А меньше всего мне нравилось ее представление обо мне. В передовице «в стиле ПОП» под заголовком «Начало сокодвижения» речь шла исключительно о приходе весны, о том, что — ура! — на террасах кафе снова появятся мужчины и о «небесной красоте лоснящегося от пота мужского торса в вырезе рубашки от Пола Смита». И все это под соусом из вычурных каламбурчиков о набухающих пестиках и распускающихся розовых бутонах.
— Возможно, это не лучший твой опус, но все равно неплохо, согласна? — возрадовалась Матильда, увидев, что я, закончив чтение, прикрыла глаза.
И тогда я решила все ей объяснить.
Сказала, что я, новая Полин, никогда:
а) не подпишусь под чужим текстом — я и прежде такого не делала, хоть и «выпекала» глупости как пирожки;
б) и больше никогда, никогда, никогда сама не напишу подобного идиотства.
У Матильды задрожал подбородок. Только не это. Нельзя, чтобы из-за меня она расстроилась до слез. Я тут же пошла на попятный и пропела сладким голоском, что действительно малость перегнула палку и ужасно благодарна ей за то, что она ринулась помогать, но такую статью НЕ МОГУ назвать своей.
Пусть она выйдет за подписью автора, вот и все. Я легко придумаю отмазку для нашего двуглавого начальства, скажу, например, что… ну, что сломала оба запястья. Выходила из душа и поскользнулась на четках, а поскольку носом на компьютере печатать не умею, моя лучшая подруга немедля согласилась меня подменить. Ложь во спасение.
— Ну… чтобы я подписалась под статьей «Начало сокодвижения»? Ладно, почему бы и нет.
Неуверенный взгляд Матильды подсказал мне, что я заработала очко. Моя подруга, увенчанная в 1999 году премией Альберта, неожиданно осознала, каково это — быть «потешной девкой, сочиняющей всякую чушь». Меня никогда не унижала репутация работающей на полную ставку штатной шутницы, но после несчастного случая все виделось в ином свете. Так что смятение Матильды было мне понятно.

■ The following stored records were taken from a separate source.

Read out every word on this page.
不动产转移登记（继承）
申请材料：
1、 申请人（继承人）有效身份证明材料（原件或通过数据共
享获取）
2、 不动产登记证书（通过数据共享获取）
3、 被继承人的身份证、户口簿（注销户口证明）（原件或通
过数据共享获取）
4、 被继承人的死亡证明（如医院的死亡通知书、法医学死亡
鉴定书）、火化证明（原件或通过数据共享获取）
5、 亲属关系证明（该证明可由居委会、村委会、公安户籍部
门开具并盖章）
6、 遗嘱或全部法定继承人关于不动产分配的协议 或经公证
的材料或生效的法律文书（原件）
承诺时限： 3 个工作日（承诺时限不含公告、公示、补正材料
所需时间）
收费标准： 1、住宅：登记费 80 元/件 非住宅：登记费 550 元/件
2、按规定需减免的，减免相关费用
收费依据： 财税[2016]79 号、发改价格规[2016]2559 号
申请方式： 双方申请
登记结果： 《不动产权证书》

Я проводила подругу до двери и торжественно дала себе два обещания. Во-первых, взять на себя священную миссию по упорядочению личной жизни Матильды, для чего немедленно связаться с ее ненормальным охотником-трейдером и чуточку его подтолкнуть. Вторым стало решение никогда больше не показывать Матильде мои статьи до их выхода в печать.
Я отправлюсь в крестовый поход одна. Я не отступлюсь. Ни за что.